I came to the world of academia relatively late in my career and I had never thought research was for me. When I became a nurse consultant, I was aware of the four pillars of my role, one of which was research and I fulfilled this aspect by conducting audit, service evaluation and implementing evidence into practice.
National Clinical Lead
After working across the system to develop a pathway of care for frail older people locally, I had the opportunity to undertake a secondment to NHS England as the National Clinical Lead for Frailty. Travelling all over the country, I became aware of many unanswered clinical questions related to the management of frailty and how nurses can best support older people who live with frailty as a long-term condition. This piqued my interest in how I could develop and lead a research project as part of a PhD.
I went on this journey with my eyes open. Several colleagues have studied for a PhD and I observed how all-consuming this can be, how it can be so difficult to accomplish alongside a full-time clinical role and how long it can actually take to complete PhD study. I knew I didn’t want to be one of those people, so I looked for sources of support and funding that could help me achieve my goal in a timely manner, whilst remaining in clinical practice.
I contacted the professors at my local university, who were so encouraging and supportive. They told me about the HEE/NIHR Integrated Clinical Academic Programme (NIHR ICA).

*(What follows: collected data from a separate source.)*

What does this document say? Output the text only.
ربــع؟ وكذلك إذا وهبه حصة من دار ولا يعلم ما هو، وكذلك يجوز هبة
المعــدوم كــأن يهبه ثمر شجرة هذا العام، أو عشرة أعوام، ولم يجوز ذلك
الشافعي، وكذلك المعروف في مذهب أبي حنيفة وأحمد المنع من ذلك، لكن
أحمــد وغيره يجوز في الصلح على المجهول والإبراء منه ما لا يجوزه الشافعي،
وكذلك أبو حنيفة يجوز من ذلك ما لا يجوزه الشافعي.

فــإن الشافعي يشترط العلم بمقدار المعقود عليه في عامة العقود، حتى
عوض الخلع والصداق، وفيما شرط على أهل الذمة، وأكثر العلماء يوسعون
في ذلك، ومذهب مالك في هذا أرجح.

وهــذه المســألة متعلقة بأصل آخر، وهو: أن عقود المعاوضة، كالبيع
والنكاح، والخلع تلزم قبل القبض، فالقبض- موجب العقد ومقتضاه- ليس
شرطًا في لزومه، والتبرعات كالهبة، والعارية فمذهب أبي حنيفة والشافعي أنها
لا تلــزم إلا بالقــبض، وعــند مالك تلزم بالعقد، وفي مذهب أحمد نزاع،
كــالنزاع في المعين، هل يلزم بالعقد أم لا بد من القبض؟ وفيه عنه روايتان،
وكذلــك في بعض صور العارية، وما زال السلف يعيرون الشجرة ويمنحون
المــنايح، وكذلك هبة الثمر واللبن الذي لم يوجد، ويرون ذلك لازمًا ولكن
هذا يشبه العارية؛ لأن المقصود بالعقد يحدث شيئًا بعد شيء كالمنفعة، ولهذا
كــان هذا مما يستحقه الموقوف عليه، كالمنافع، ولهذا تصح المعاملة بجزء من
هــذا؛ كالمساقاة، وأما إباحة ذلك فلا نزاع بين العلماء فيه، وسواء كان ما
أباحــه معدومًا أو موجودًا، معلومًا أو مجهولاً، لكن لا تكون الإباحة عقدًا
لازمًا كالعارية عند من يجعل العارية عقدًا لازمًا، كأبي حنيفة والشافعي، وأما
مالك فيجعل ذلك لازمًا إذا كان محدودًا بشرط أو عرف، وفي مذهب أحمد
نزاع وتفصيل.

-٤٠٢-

This programme provides research training awards for health and social care professionals, including nurses and midwives, who wish to develop careers that combine research and research leadership with continued practice and professional development. The awards provide funding to support individuals at different stages of their research career.
I initially applied for and was awarded a HEE Internship, which funded my time for one day a week to develop my research ideas, gain research training and experience and put together an application for a doctoral fellowship. Thanks to the experience I gained and the time I had to develop my research ideas during the internship, I applied for and was awarded a HEE/NIHR Doctoral Clinical and Practitioner Academic Fellowship (DCAF). This funded my salary, PhD fees, research costs and training. I continued to work one day a week in clinical practice. The DCAF was an absolute gift, such an opportunity. How often in your career do you get your salary paid to study and work with experts in your field, planning and leading a research study? It gave me the time and headspace to focus on my research and deliver and publish results within four years of starting.
I was encouraged to consider further awards, so I applied for a post-doctoral bridging award straight after my PhD, which gave me time and funding to consider the next steps for my research and complete an application for an Advanced Clinical and Practitioner Academic Fellowship (ACAF). This is the next step on the ICA pathway and enables you to become an independent early career researcher. After completion of my PhD, my NHS Trust, who value clinical academic practitioners and the skills (and funding) they bring to the organisation, agreed to formally allocate some of my time to research and I have been able to develop the clinical academic role.
All that sounds really smooth and linear, but of course, it wasn’t like that! There have been highs and lows. Starting the PhD as an experienced clinician was not comfortable; I felt like a complete novice, everyone in academia spoke a different language and I had a huge case of imposter syndrome! The Covid-19 pandemic hit during the final year of my PhD study, so completing it alongside the clinical pressures was hard. Doing a PhD can be lonely, you are away from your clinical team for the majority of the time, and it feels like you are on your own in delivering this huge and challenging project. However, I have learnt so much and am proud that my research is making a difference to patients. That’s all I’ve ever wanted.
My top tips to developing a clinical academic career and doing a PhD would be to take every opportunity offered to you. Create a great collaborative team around you, ask the experts in your speciality to be collaborators, supervisors and mentors. Approach the people you admire and will learn the most from. They can only say no, but they often say yes. Apply for the NIHR personal award schemes, there are so many now available and these are pitched at different levels to help you develop. They are also competitive and the applications take considerable commitment. You won’t always be successful. I wasn’t in my first attempt at the ACAF, but when they are they are so worth the time and commitment! Sign up for the NIHR funding awards newsletters so you know what is available to apply for and when.
Most importantly, be kind to yourself and take all the support offered to you. I have met and networked with so many inspiring clinical academic role models who have helped me to further my career and create my dream job.